God on Mute: When God seems absent

I’ve been reading God on Mute for Lent, which ended at the weekend. There is much in the book that has both challenged me and opened my mind to understanding unanswered prayer in ways I’d never considered before. The book looks at various reasons why God might not appear to answer our prayers – in the time we want, the way we want or why we want them.

What is clear is that, even when he is silent, God hears our every prayer. Every song, praise, outpouring and simple ‘Jesus’ or ‘God bless’, He hears it all, but answering all those prayers the way we expect is quite a different matter.

I wanted to reflect on Chapters 10 and 11 from the book, Exploring and Engaging the Silence, which explores why, at times, God might choose to be silent. I don’t mean listening to prayer and answering it later or in a different way, but actually withdrawing from intervening in our lives.

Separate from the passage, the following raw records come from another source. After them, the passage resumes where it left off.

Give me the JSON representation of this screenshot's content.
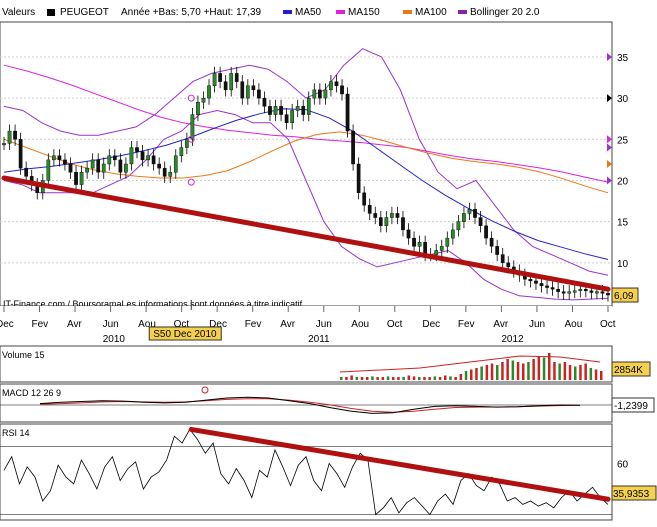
{
  "header": {
    "prefix": "Valeurs",
    "symbol": "PEUGEOT",
    "range_text": "Année +Bas: 5,70 +Haut: 17,39",
    "indicators": [
      {
        "name": "MA50",
        "color": "#2222cc"
      },
      {
        "name": "MA150",
        "color": "#dd22dd"
      },
      {
        "name": "MA100",
        "color": "#ee7711"
      },
      {
        "name": "Bollinger 20 2.0",
        "color": "#8822aa"
      }
    ]
  },
  "watermark": "IT-Finance.com / BoursoramaLes informations sont données à titre indicatif",
  "cursor_label": "S50 Dec 2010",
  "chart_data": [
    {
      "type": "line",
      "panel": "price",
      "ylim": [
        5,
        39
      ],
      "yticks": [
        10,
        15,
        20,
        25,
        30,
        35
      ],
      "last_value": "6,09",
      "x_month_labels": [
        "Dec",
        "Fev",
        "Avr",
        "Jun",
        "Aou",
        "Oct",
        "Dec",
        "Fev",
        "Avr",
        "Jun",
        "Aou",
        "Oct",
        "Dec",
        "Fev",
        "Avr",
        "Jun",
        "Aou",
        "Oct"
      ],
      "x_year_labels": [
        "2010",
        "2011",
        "2012"
      ],
      "candle_closes": [
        24.5,
        26,
        25,
        21.5,
        20.5,
        19.5,
        18.5,
        20,
        22.5,
        23,
        22.5,
        22,
        21,
        19.5,
        21,
        21.5,
        22.5,
        21,
        22,
        23,
        22.5,
        21,
        22,
        24,
        23.5,
        22.5,
        23,
        22,
        21.5,
        20.5,
        21,
        23,
        24,
        25,
        28,
        29.5,
        30,
        31.5,
        33,
        32,
        31,
        33,
        32,
        30,
        31.5,
        31,
        30,
        29,
        28,
        29,
        28,
        27,
        28.5,
        29,
        28,
        30,
        31,
        30,
        31,
        32,
        31.5,
        30.5,
        26,
        22,
        18.5,
        17,
        16,
        15.5,
        14.5,
        15.5,
        16,
        15.5,
        14,
        13,
        12,
        12.5,
        11,
        11,
        11.5,
        12,
        13,
        14,
        15,
        16,
        16.5,
        15.5,
        14.5,
        13,
        12,
        11,
        10,
        9.5,
        9,
        8.5,
        8,
        7.8,
        7.5,
        7.2,
        7,
        6.8,
        6.5,
        6.3,
        6.5,
        6.6,
        6.8,
        6.6,
        6.4,
        6.5,
        6.3,
        6.09
      ],
      "ma50": [
        21,
        21.4,
        21.7,
        22.1,
        22.5,
        23,
        23.6,
        24.3,
        25.2,
        26.3,
        27.3,
        28.1,
        28.7,
        28.6,
        27.6,
        26,
        24,
        22,
        20,
        18.2,
        16.6,
        15.1,
        13.8,
        12.7,
        11.9,
        11.1,
        10.4
      ],
      "ma100": [
        25,
        24,
        23,
        22,
        21.3,
        20.8,
        20.5,
        20.3,
        20.3,
        20.6,
        21.2,
        22.3,
        23.6,
        24.8,
        25.6,
        25.9,
        25.5,
        24.8,
        24,
        23.3,
        22.7,
        22.3,
        22,
        21.6,
        21,
        20.2,
        19.3,
        18.5
      ],
      "ma150": [
        34,
        33.3,
        32.5,
        31.6,
        30.6,
        29.6,
        28.6,
        27.7,
        27,
        26.5,
        26.1,
        25.8,
        25.5,
        25.3,
        25,
        24.8,
        24.6,
        24.3,
        24,
        23.5,
        23,
        22.6,
        22.3,
        21.9,
        21.5,
        21,
        20.4,
        19.8
      ],
      "bollinger_upper": [
        29,
        28.5,
        27,
        26,
        25.5,
        25.5,
        26,
        26.5,
        28,
        30,
        32,
        33,
        33.5,
        34,
        33.5,
        32,
        30,
        31,
        34,
        36,
        35,
        31,
        25,
        21,
        19,
        20,
        17,
        14,
        12,
        11,
        10,
        9,
        8.5
      ],
      "bollinger_lower": [
        20,
        19.5,
        18.5,
        18.5,
        18.5,
        18.5,
        19.5,
        20.5,
        22.5,
        25,
        26,
        28,
        28.5,
        28,
        27,
        27,
        25,
        20,
        15,
        12,
        10.5,
        9.5,
        10,
        10.5,
        11,
        11.5,
        10,
        8,
        6.8,
        6,
        5.8,
        5.6,
        5.5,
        5.6,
        5.7
      ],
      "trendline": [
        [
          0,
          20.3
        ],
        [
          1,
          6.8
        ]
      ],
      "markers": [
        {
          "t": 0.31,
          "v": 30
        },
        {
          "t": 0.31,
          "v": 25
        },
        {
          "t": 0.31,
          "v": 19.8
        }
      ]
    },
    {
      "type": "bar",
      "panel": "volume",
      "name": "Volume 15",
      "last_value": "2854K",
      "values": [
        0.1,
        0.1,
        0.15,
        0.1,
        0.1,
        0.1,
        0.12,
        0.1,
        0.1,
        0.12,
        0.1,
        0.1,
        0.1,
        0.15,
        0.12,
        0.1,
        0.1,
        0.1,
        0.12,
        0.1,
        0.15,
        0.12,
        0.1,
        0.2,
        0.3,
        0.35,
        0.4,
        0.45,
        0.5,
        0.55,
        0.5,
        0.6,
        0.7,
        0.65,
        0.6,
        0.55,
        0.6,
        0.7,
        0.8,
        0.75,
        0.9,
        0.6,
        0.55,
        0.6,
        0.5,
        0.45,
        0.5,
        0.55,
        0.4,
        0.35,
        0.3
      ]
    },
    {
      "type": "line",
      "panel": "macd",
      "name": "MACD 12 26 9",
      "last_value": "-1,2399",
      "macd": [
        0.1,
        0.2,
        0.25,
        0.3,
        0.28,
        0.2,
        0.15,
        0.2,
        0.35,
        0.5,
        0.55,
        0.5,
        0.3,
        0.1,
        -0.2,
        -0.45,
        -0.6,
        -0.55,
        -0.3,
        -0.1,
        -0.05,
        -0.1,
        -0.15,
        -0.12,
        -0.05,
        0,
        -0.02
      ],
      "signal": [
        0.05,
        0.1,
        0.15,
        0.22,
        0.25,
        0.22,
        0.2,
        0.22,
        0.3,
        0.4,
        0.45,
        0.45,
        0.35,
        0.2,
        0,
        -0.25,
        -0.45,
        -0.52,
        -0.45,
        -0.3,
        -0.18,
        -0.15,
        -0.14,
        -0.13,
        -0.08,
        -0.04,
        -0.02
      ]
    },
    {
      "type": "line",
      "panel": "rsi",
      "name": "RSI 14",
      "ylim": [
        28,
        82
      ],
      "yticks": [
        60
      ],
      "guides": [
        30,
        70
      ],
      "last_value": "35,9353",
      "values": [
        56,
        64,
        48,
        58,
        52,
        38,
        44,
        59,
        52,
        48,
        62,
        54,
        45,
        58,
        64,
        50,
        57,
        61,
        45,
        52,
        55,
        62,
        76,
        72,
        80,
        74,
        66,
        72,
        54,
        48,
        57,
        50,
        40,
        56,
        52,
        68,
        58,
        47,
        59,
        64,
        50,
        44,
        60,
        54,
        46,
        58,
        66,
        62,
        30,
        34,
        40,
        31,
        37,
        40,
        35,
        30,
        38,
        42,
        36,
        50,
        54,
        47,
        44,
        52,
        48,
        38,
        40,
        36,
        38,
        35,
        37,
        34,
        40,
        44,
        38,
        42,
        46,
        40,
        36
      ],
      "trendline": [
        [
          0.31,
          80
        ],
        [
          1,
          39
        ]
      ]
    }
  ]
}
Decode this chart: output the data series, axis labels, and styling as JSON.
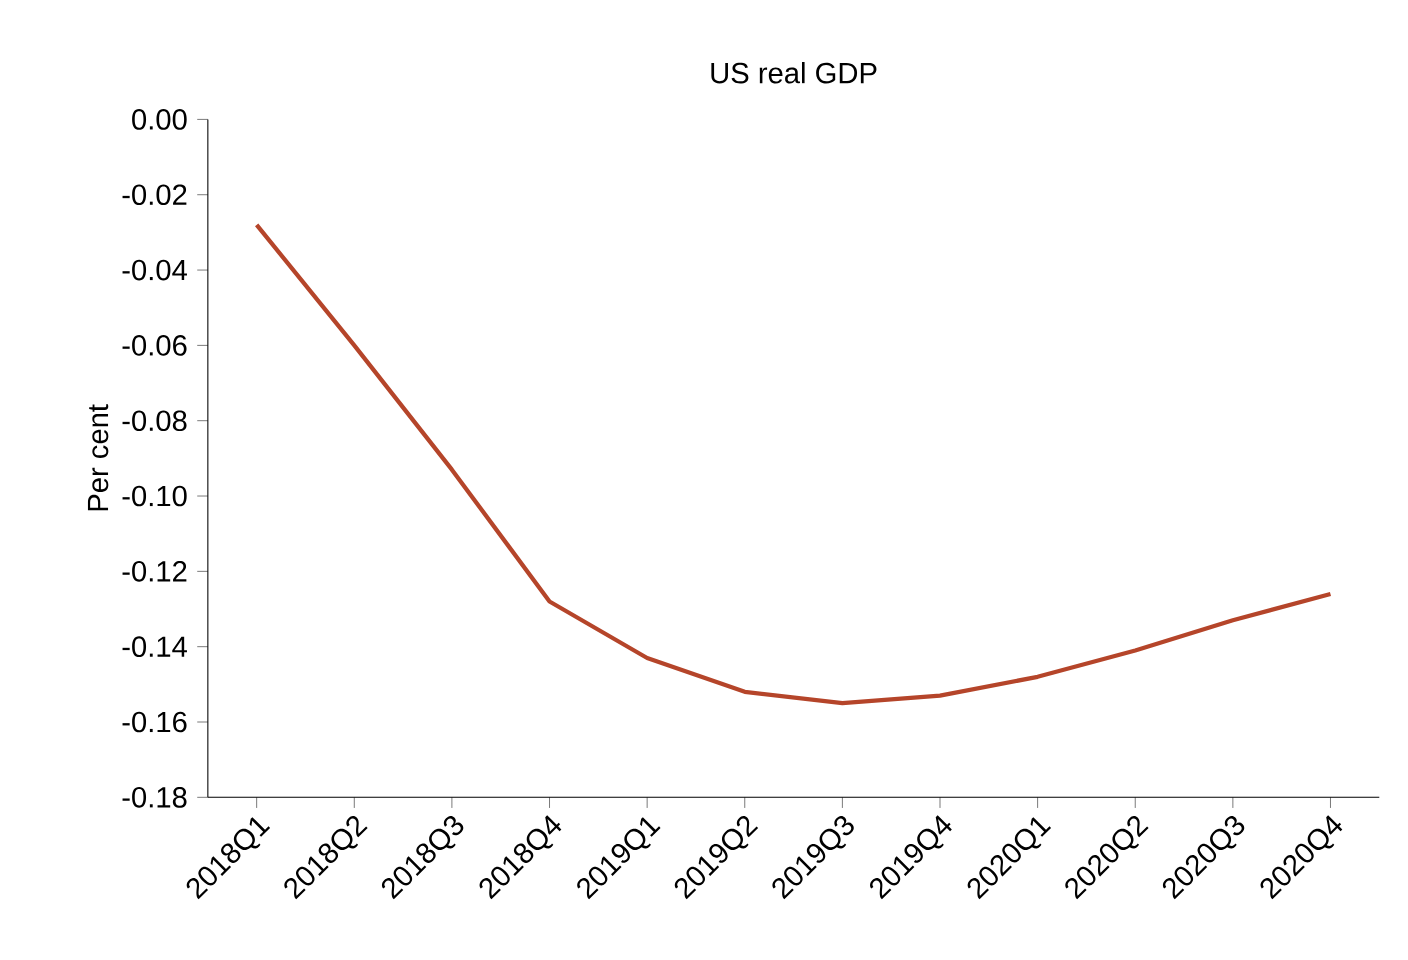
{
  "chart_data": {
    "type": "line",
    "title": "US real GDP",
    "ylabel": "Per cent",
    "categories": [
      "2018Q1",
      "2018Q2",
      "2018Q3",
      "2018Q4",
      "2019Q1",
      "2019Q2",
      "2019Q3",
      "2019Q4",
      "2020Q1",
      "2020Q2",
      "2020Q3",
      "2020Q4"
    ],
    "series": [
      {
        "color": "#b5452a",
        "values": [
          -0.028,
          -0.06,
          -0.093,
          -0.128,
          -0.143,
          -0.152,
          -0.155,
          -0.153,
          -0.148,
          -0.141,
          -0.133,
          -0.126
        ]
      }
    ],
    "ylim": [
      -0.18,
      0.0
    ],
    "yticks": [
      {
        "value": 0.0,
        "label": "0.00"
      },
      {
        "value": -0.02,
        "label": "-0.02"
      },
      {
        "value": -0.04,
        "label": "-0.04"
      },
      {
        "value": -0.06,
        "label": "-0.06"
      },
      {
        "value": -0.08,
        "label": "-0.08"
      },
      {
        "value": -0.1,
        "label": "-0.10"
      },
      {
        "value": -0.12,
        "label": "-0.12"
      },
      {
        "value": -0.14,
        "label": "-0.14"
      },
      {
        "value": -0.16,
        "label": "-0.16"
      },
      {
        "value": -0.18,
        "label": "-0.18"
      }
    ],
    "grid": false,
    "marker": "none",
    "line_style": "solid"
  }
}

When Jesus became an atheist
This part of the book reflects on the theme of Easter Saturday, a holy day that is vastly overlooked and understated. Easter Saturday is the time when Jesus was dead. When God was silent for him and for the world. He went down into death like any other person. God was gone.

Jesus, effectively, became an atheist. The resurrection was to follow, he knew that, but he also knew he had to go through the pain of Saturday. The Saturday expressed the despair and utter hopelessness of death without God, without heaven, without love. Nothing. It was a period of agonising waiting. In many ways, we are all now living this Saturday, while we wait for the joy, peace and grace of tomorrow’s paradise. It’s a concept I often reflect on in my grief.

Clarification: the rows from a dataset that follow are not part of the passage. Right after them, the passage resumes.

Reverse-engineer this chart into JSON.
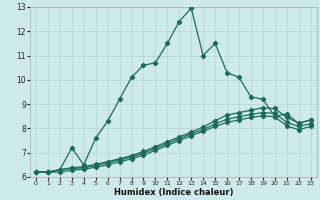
{
  "xlabel": "Humidex (Indice chaleur)",
  "bg_color": "#ceeaea",
  "grid_color": "#b8d8d8",
  "line_color": "#1a6b5a",
  "xlim": [
    -0.5,
    23.5
  ],
  "ylim": [
    6,
    13
  ],
  "x_ticks": [
    0,
    1,
    2,
    3,
    4,
    5,
    6,
    7,
    8,
    9,
    10,
    11,
    12,
    13,
    14,
    15,
    16,
    17,
    18,
    19,
    20,
    21,
    22,
    23
  ],
  "y_ticks": [
    6,
    7,
    8,
    9,
    10,
    11,
    12,
    13
  ],
  "series1_x": [
    0,
    1,
    2,
    3,
    4,
    5,
    6,
    7,
    8,
    9,
    10,
    11,
    12,
    13,
    14,
    15,
    16,
    17,
    18,
    19,
    20,
    21,
    22,
    23
  ],
  "series1_y": [
    6.2,
    6.2,
    6.3,
    7.2,
    6.5,
    7.6,
    8.3,
    9.2,
    10.1,
    10.6,
    10.7,
    11.5,
    12.4,
    12.95,
    11.0,
    11.5,
    10.3,
    10.1,
    9.3,
    9.2,
    8.5,
    8.6,
    8.2,
    8.35
  ],
  "series2_x": [
    0,
    1,
    2,
    3,
    4,
    5,
    6,
    7,
    8,
    9,
    10,
    11,
    12,
    13,
    14,
    15,
    16,
    17,
    18,
    19,
    20,
    21,
    22,
    23
  ],
  "series2_y": [
    6.2,
    6.2,
    6.3,
    6.38,
    6.42,
    6.52,
    6.63,
    6.75,
    6.88,
    7.05,
    7.25,
    7.45,
    7.65,
    7.85,
    8.05,
    8.32,
    8.55,
    8.65,
    8.75,
    8.85,
    8.82,
    8.45,
    8.22,
    8.35
  ],
  "series3_x": [
    0,
    1,
    2,
    3,
    4,
    5,
    6,
    7,
    8,
    9,
    10,
    11,
    12,
    13,
    14,
    15,
    16,
    17,
    18,
    19,
    20,
    21,
    22,
    23
  ],
  "series3_y": [
    6.2,
    6.2,
    6.3,
    6.35,
    6.38,
    6.47,
    6.58,
    6.7,
    6.82,
    6.98,
    7.18,
    7.38,
    7.58,
    7.78,
    7.95,
    8.18,
    8.38,
    8.48,
    8.58,
    8.65,
    8.62,
    8.25,
    8.08,
    8.2
  ],
  "series4_x": [
    0,
    1,
    2,
    3,
    4,
    5,
    6,
    7,
    8,
    9,
    10,
    11,
    12,
    13,
    14,
    15,
    16,
    17,
    18,
    19,
    20,
    21,
    22,
    23
  ],
  "series4_y": [
    6.2,
    6.2,
    6.2,
    6.28,
    6.32,
    6.4,
    6.5,
    6.62,
    6.75,
    6.9,
    7.1,
    7.3,
    7.5,
    7.7,
    7.88,
    8.08,
    8.25,
    8.35,
    8.45,
    8.52,
    8.48,
    8.1,
    7.95,
    8.08
  ]
}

Jesus cried out ‘My God, my God, why have you forsaken me?’ as he was dying. Words also written in the Psalms (Psalm 22:1. 16-18). Not only did he feel the physical and emotional pain of all sin, but even worse, the total absence of God, his father. Jesus’ words expressed the feelings we all feel at times – of doubt and a collapse of faith. Yet, at his hour of most need, his father had to step back.

I just read this moving article by Joey Feek’s husband about how in the months leading up to her death she painfully but determinedly distanced herself from her young daughter in order for her daughter to create a stronger bond with her husband, which would benefit both her daughter and her husband in their grief after her death. You can only imagine the strength it took for her to do that when every fibre of her being would want to hold her child every minute until she couldn’t anymore. God felt this too, as he left his son to die, yet He knew it had to be this way. We, even 2000 years on, still find it hard – with our human minds – to fully comprehend this seeming deliberate withdrawal of love.

Growing into spiritual maturity
What challenged me was what the author, Peter Greig, describes as moving on from the ‘infatuation’ with God to a mature relationship with Him.